(It should be understood here that while governor Sisolak is a Democrat, as is a majority of both houses of the state legislature, most of the state outside of the two largest metropolitan areas is heavily — like upwards of 80% — Republican. In fact, there's a foothold of the political thought in the Nevada rural areas including where I live that the Republicans are way too weak and wimpy. There are a bunch of rural Nevadans trying to recall him; I'm amused to see that some of their fellow Republicans are chastising them for chasing a fool's errand. But I guess there are a lot of people who are convinced that the only Real Murikens are those conservatives living outside of large cities, and that unless you're a Sworn Member of the National Trumpist Dominationist Party, you're a traitor to Murika.)
The pawnshop owner opined that unless martial law were declared, nobody can force him to close. Well, I think he's right that the governor's order doesn't apply to his business, but not for that reason. I went and looked at the declaration itself, and it included a reference to an opinion from the Nevada Attorney General that Nevada Revised Statutes (NRS) section 414 (the laws that govern emergencies) cannot be used to close businesses that sell firearms, and that pawnshop very definitely sells lots of weapons. So in my opinion (IANAL), the pawnshop owner reached the right conclusion, but for the wrong reason, and is grandstanding for the benefit of his political career.
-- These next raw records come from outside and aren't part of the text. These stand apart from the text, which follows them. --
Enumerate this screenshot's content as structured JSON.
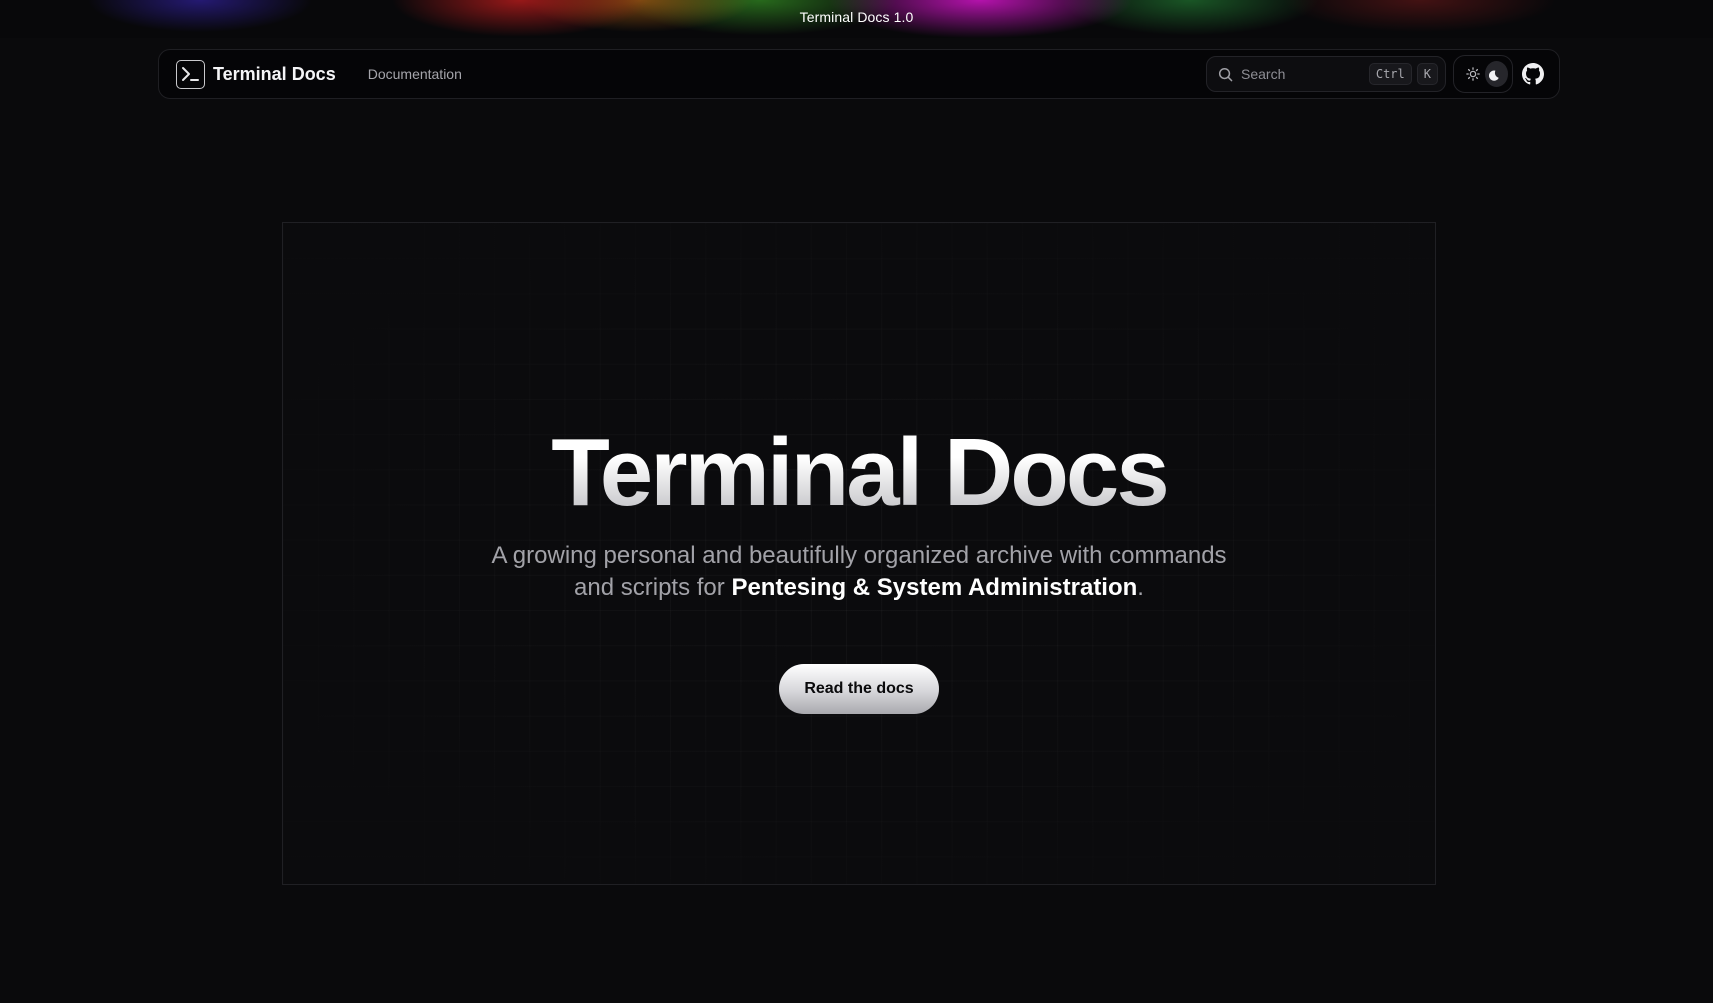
{
  "banner": {
    "text": "Terminal Docs 1.0"
  },
  "navbar": {
    "brand": "Terminal Docs",
    "links": [
      "Documentation"
    ],
    "search": {
      "placeholder": "Search",
      "shortcut_keys": [
        "Ctrl",
        "K"
      ]
    },
    "theme": {
      "options": [
        "light",
        "dark"
      ],
      "selected": "dark"
    },
    "icons": {
      "logo": "terminal-prompt-icon",
      "search": "search-icon",
      "light": "sun-icon",
      "dark": "moon-icon",
      "repo": "github-icon"
    }
  },
  "hero": {
    "title": "Terminal Docs",
    "subtitle_prefix": "A growing personal and beautifully organized archive with commands and scripts for ",
    "subtitle_highlight": "Pentesing & System Administration",
    "subtitle_suffix": ".",
    "cta_label": "Read the docs"
  },
  "colors": {
    "background": "#0a0a0c",
    "text": "#e6e6e8",
    "muted": "#a2a2a8",
    "border": "#202024"
  }
}
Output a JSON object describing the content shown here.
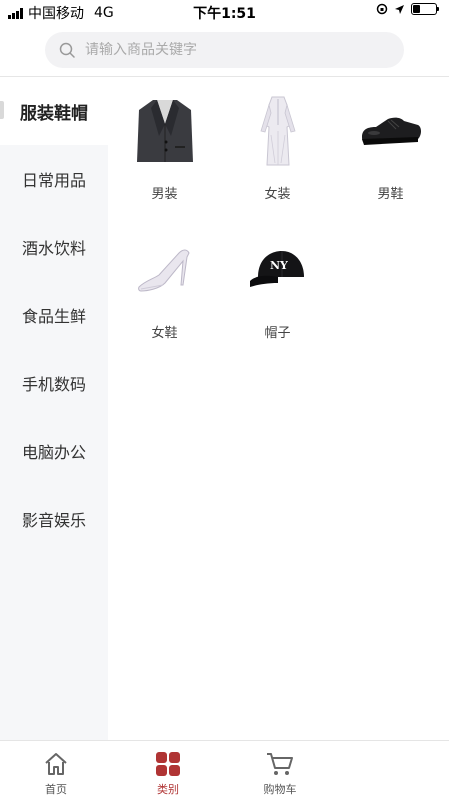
{
  "status": {
    "carrier": "中国移动",
    "network": "4G",
    "time": "下午1:51",
    "battery_level": 0.3
  },
  "search": {
    "placeholder": "请输入商品关键字",
    "icon": "search-icon"
  },
  "sidebar": {
    "items": [
      {
        "label": "服装鞋帽",
        "active": true
      },
      {
        "label": "日常用品"
      },
      {
        "label": "酒水饮料"
      },
      {
        "label": "食品生鲜"
      },
      {
        "label": "手机数码"
      },
      {
        "label": "电脑办公"
      },
      {
        "label": "影音娱乐"
      }
    ]
  },
  "products": [
    {
      "label": "男装",
      "icon": "suit-jacket-image"
    },
    {
      "label": "女装",
      "icon": "dress-image"
    },
    {
      "label": "男鞋",
      "icon": "leather-shoe-image"
    },
    {
      "label": "女鞋",
      "icon": "high-heel-image"
    },
    {
      "label": "帽子",
      "icon": "baseball-cap-image"
    }
  ],
  "tabbar": {
    "items": [
      {
        "label": "首页",
        "icon": "home-icon"
      },
      {
        "label": "类别",
        "icon": "category-icon",
        "active": true
      },
      {
        "label": "购物车",
        "icon": "cart-icon"
      }
    ],
    "active_color": "#b03434"
  }
}
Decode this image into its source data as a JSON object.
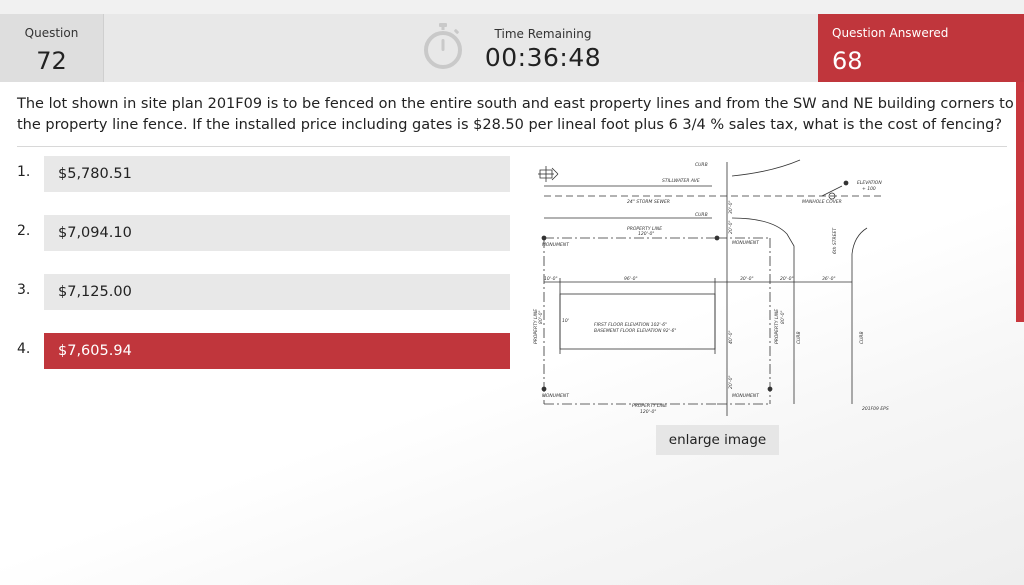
{
  "header": {
    "question_label": "Question",
    "question_number": "72",
    "time_label": "Time Remaining",
    "time_value": "00:36:48",
    "answered_label": "Question Answered",
    "answered_count": "68"
  },
  "question": {
    "text": "The lot shown in site plan 201F09 is to be fenced on the entire south and east property lines and from the SW and NE building corners to the property line fence. If the installed price including gates is $28.50 per lineal foot plus 6 3/4 % sales tax, what is the cost of fencing?"
  },
  "answers": [
    {
      "number": "1.",
      "value": "$5,780.51",
      "selected": false
    },
    {
      "number": "2.",
      "value": "$7,094.10",
      "selected": false
    },
    {
      "number": "3.",
      "value": "$7,125.00",
      "selected": false
    },
    {
      "number": "4.",
      "value": "$7,605.94",
      "selected": true
    }
  ],
  "site_plan": {
    "curb_top": "CURB",
    "stillwater": "STILLWATER AVE",
    "storm_sewer": "24\" STORM SEWER",
    "manhole": "MANHOLE COVER",
    "elevation": "ELEVATION",
    "elevation_val": "+ 100",
    "curb_mid": "CURB",
    "property_line_top": "PROPERTY LINE",
    "property_dim_top": "120'-0\"",
    "monument_tl": "MONUMENT",
    "monument_tr": "MONUMENT",
    "monument_bl": "MONUMENT",
    "monument_br": "MONUMENT",
    "dim_left": "10'-0\"",
    "dim_building": "96'-0\"",
    "dim_right": "30'-0\"",
    "dim_street": "20'-0\"",
    "dim_far": "36'-0\"",
    "dim_30": "30'-0\"",
    "dim_20a": "20'-0\"",
    "dim_40": "40'-0\"",
    "dim_20b": "20'-0\"",
    "dim_10": "10'",
    "first_floor": "FIRST FLOOR ELEVATION 102'-6\"",
    "basement": "BASEMENT FLOOR ELEVATION 92'-6\"",
    "property_line_left": "PROPERTY LINE",
    "property_dim_left": "80'-0\"",
    "property_line_right": "PROPERTY LINE",
    "property_dim_right": "80'-0\"",
    "curb_right": "CURB",
    "curb_far": "CURB",
    "street": "6th STREET",
    "property_line_bottom": "PROPERTY LINE",
    "property_dim_bottom": "120'-0\"",
    "plan_id": "201F09 EPS",
    "enlarge_label": "enlarge image"
  },
  "colors": {
    "accent_red": "#c0363c",
    "header_gray": "#e8e8e8",
    "answer_gray": "#e8e8e8"
  },
  "icons": {
    "timer": "stopwatch-icon",
    "north_arrow": "north-arrow-icon"
  }
}
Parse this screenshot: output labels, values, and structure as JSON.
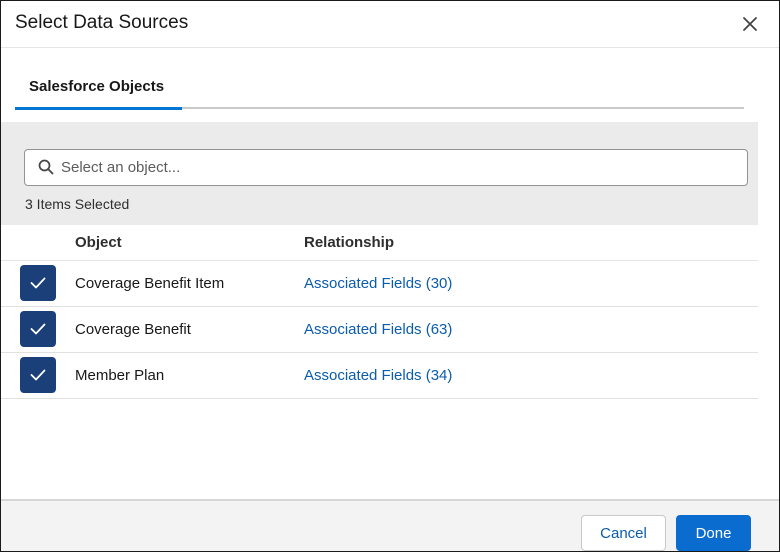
{
  "modal": {
    "title": "Select Data Sources",
    "close_icon": "close-icon"
  },
  "tabs": [
    {
      "label": "Salesforce Objects",
      "active": true
    }
  ],
  "search": {
    "placeholder": "Select an object...",
    "value": "",
    "icon": "search-icon"
  },
  "selection": {
    "count_text": "3 Items Selected"
  },
  "table": {
    "headers": {
      "object": "Object",
      "relationship": "Relationship"
    },
    "rows": [
      {
        "checked": true,
        "object": "Coverage Benefit Item",
        "relationship": "Associated Fields (30)"
      },
      {
        "checked": true,
        "object": "Coverage Benefit",
        "relationship": "Associated Fields (63)"
      },
      {
        "checked": true,
        "object": "Member Plan",
        "relationship": "Associated Fields (34)"
      }
    ]
  },
  "footer": {
    "cancel_label": "Cancel",
    "done_label": "Done"
  },
  "colors": {
    "accent": "#0176d3",
    "checkbox": "#1b3f78",
    "link": "#0b5cab",
    "primary_button": "#0b6ccf"
  }
}
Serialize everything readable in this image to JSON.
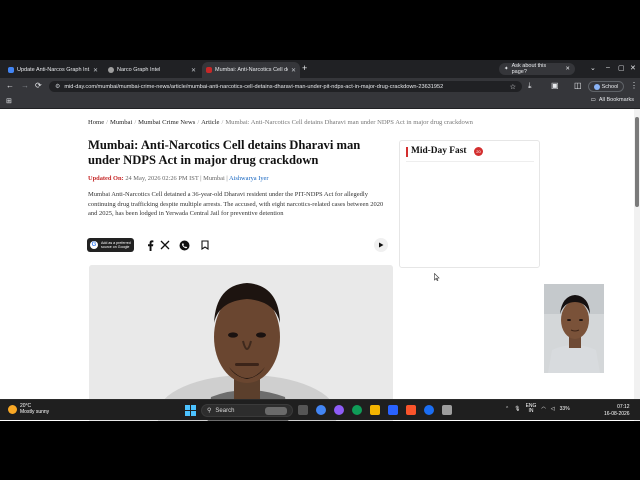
{
  "browser": {
    "tabs": [
      {
        "title": "Update Anti-Narcos Graph Int…",
        "active": false
      },
      {
        "title": "Narco Graph Intel",
        "active": false
      },
      {
        "title": "Mumbai: Anti-Narcotics Cell de…",
        "active": true
      }
    ],
    "ask_label": "Ask about this page?",
    "url": "mid-day.com/mumbai/mumbai-crime-news/article/mumbai-anti-narcotics-cell-detains-dharavi-man-under-pit-ndps-act-in-major-drug-crackdown-23631952",
    "profile_label": "School",
    "all_bookmarks": "All Bookmarks"
  },
  "article": {
    "breadcrumb": [
      {
        "label": "Home"
      },
      {
        "label": "Mumbai"
      },
      {
        "label": "Mumbai Crime News"
      },
      {
        "label": "Article"
      },
      {
        "label": "Mumbai: Anti-Narcotics Cell detains Dharavi man under NDPS Act in major drug crackdown"
      }
    ],
    "headline": "Mumbai: Anti-Narcotics Cell detains Dharavi man under NDPS Act in major drug crackdown",
    "updated_label": "Updated On:",
    "updated_date": "24 May, 2026 02:26 PM IST",
    "section": "Mumbai",
    "author": "Aishwarya Iyer",
    "summary": "Mumbai Anti-Narcotics Cell detained a 36-year-old Dharavi resident under the PIT-NDPS Act for allegedly continuing drug trafficking despite multiple arrests. The accused, with eight narcotics-related cases between 2020 and 2025, has been lodged in Yerwada Central Jail for preventive detention",
    "google_badge": {
      "line1": "Add as a preferred",
      "line2": "source on Google"
    }
  },
  "sidebar": {
    "title": "Mid-Day Fast",
    "badge": "20"
  },
  "taskbar": {
    "weather_temp": "20°C",
    "weather_desc": "Mostly sunny",
    "search_placeholder": "Search",
    "lang_top": "ENG",
    "lang_bottom": "IN",
    "battery": "33%",
    "time": "07:12",
    "date": "16-08-2026"
  },
  "colors": {
    "accent_red": "#d32f2f",
    "author_blue": "#1565c0",
    "chrome_dark": "#202124"
  }
}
This is the same person who was obliged to resign from the city council when he moved from the ward from which he was elected to another ward, but didn't resign until a court ruled that if you move our of the ward from which you're elected in a municipality with geographic wards, you must resign your seat. To his credit, while he did not resign until the court ruling came down, he did stop attending city council meetings between the time he moved and the time he was obliged to resign. He's also chair of the Fire District, whose members are elected at large and thus he didn't have to resign from it.
In any event, those people insisting that no business can be ordered to close by the Governor are wrong. I went and read NRS 414. There's a declared public health emergency, and the Governor is exercising the powers delegated to him by law. You might not like that law, but it's there. I'll be really surprised if the Freedom At All Costs Including Everyone Dying people get any traction, should they try to take this to the courts.